A primer on how sausage is made in the General Assembly

Published July 23, 2020

By Andy Jackson

The American poet, John Godfrey Saxe* once said “Laws, like sausages, cease to inspire respect in proportion as we know how they are made.”

The North Carolina General Assembly just gave us a prime example of legislative sausage-making, although most people would probably like the final product of that process.

S217 was introduced on March 11 of last year by senators Earl Britt (R-Columbus, Robeson), Warren Daniel (R-Avery, Burke, Caldwell), and Jeff Jackson (D-Mecklenburg) as a bi-partisan attempt to numerically align judicial and prosecutorial districts. As seen in figure 1, the bulk of the version of the bill reported out of the Senate Judiciary Committee consisted of simply renaming some of the state prosecutorial districts.

 Figure 1: Detail of the version of S217 that passed the NC Senate on March 27, 2019. Source: NCGA

Figure 1: Detail of the version of S217 that passed the NC Senate on March 27, 2019. Source: NCGA

Figure 2: Detail of the version of S217 that passed the House, which included the composition of the districts: VTDs (precincts) and census blocks (parts of precincts). Source: NCGA

Figure 3: Detail of June 23, 2020 conference committee report on S217. Source: NCGA

 The three-page bill unanimously passed the Senate on March 27, 2019.

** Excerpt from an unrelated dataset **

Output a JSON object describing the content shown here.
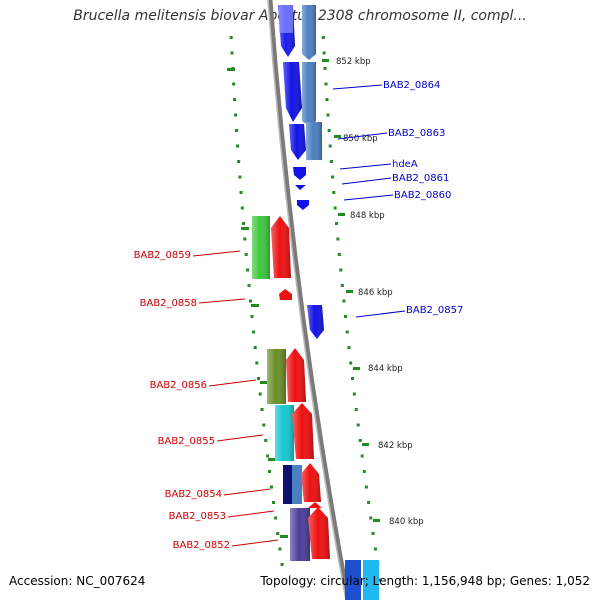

The bill then spent a few months in committee limbo in the House before being reported out of the House Committee on the Judiciary. The committee changed some of the district numbers from the Senate bill, and also included the composition of those districts (precincts and census blocks, see figure 2). That version of the bill ballooned from 3 pages to 32 pages.

 Figure 2: Detail of the version of S217 that passed the House, which included the composition of the districts: VTDs (precincts) and census blocks (parts of precincts). Source: NCGA
 

The new version of the bill unanimously passed the House on June 16, 2019. However, the Senate unanimously rejected the House version of the bill a week later.

Since the two chambers of the General Assembly passed different versions of the bill, they appointed a conference committee on July 26, 2019, consisting of three Republican members from each chamber’s judiciary committee, including the two Republican sponsors.

And then… nothing.

No actions were taken on the bill for the remainder of the 2019 session or most of the 2020 short session. The conference committee finally issued its report on June 23, 2020, nearly a year after the committee was formed. The report recommended that the General Assembly delete the version of the bill passed by the house ten months earlier and adopt a substitute from the committee.

 Figure 3: Detail of June 23, 2020 conference committee report on S217. Source: NCGA
 

So, was the conference committee’s version of the bill closer to the House version or the Senate version?

Neither.

Instead, the committee completely removed any reference to judicial and prosecutorial districts from the bill. They also changed the name of the bill. The only thing that did not change was its designation (S217). The new version of the bill was just a quarter of a page long and simply allowed people collecting unemployment to work at early voting sites and at election day precinct polling places without it affecting their benefits (see figure 4). It is a logical response to both high unemployment and a possible shortage of election workers due to the coronavirus.

Figure 4: Full text of the final version of S217, changed to deal with election work and unemployment benefits. Source NCGA

 Figure 4: Full text of the final version of S217, changed to deal with election work and unemployment benefits. Source NCGA
 

So why not just create a new bill on election work and unemployment benefits? Per legislative rules, it was too late in the session to introduce a new bill on that matter. To get around that, legislators took a bill that was already in the hopper and repurposed it.

In keeping with the history of unanimous votes on this bill, the new version of the passed both the Senate and the House unanimously on June 25. It was signed by Governor Cooper a week later.

As with a good sausage, the process wasn’t pretty but the result was satisfying.

*The laws and sausages quote is often mistakenly attributed to Otto von Bismark.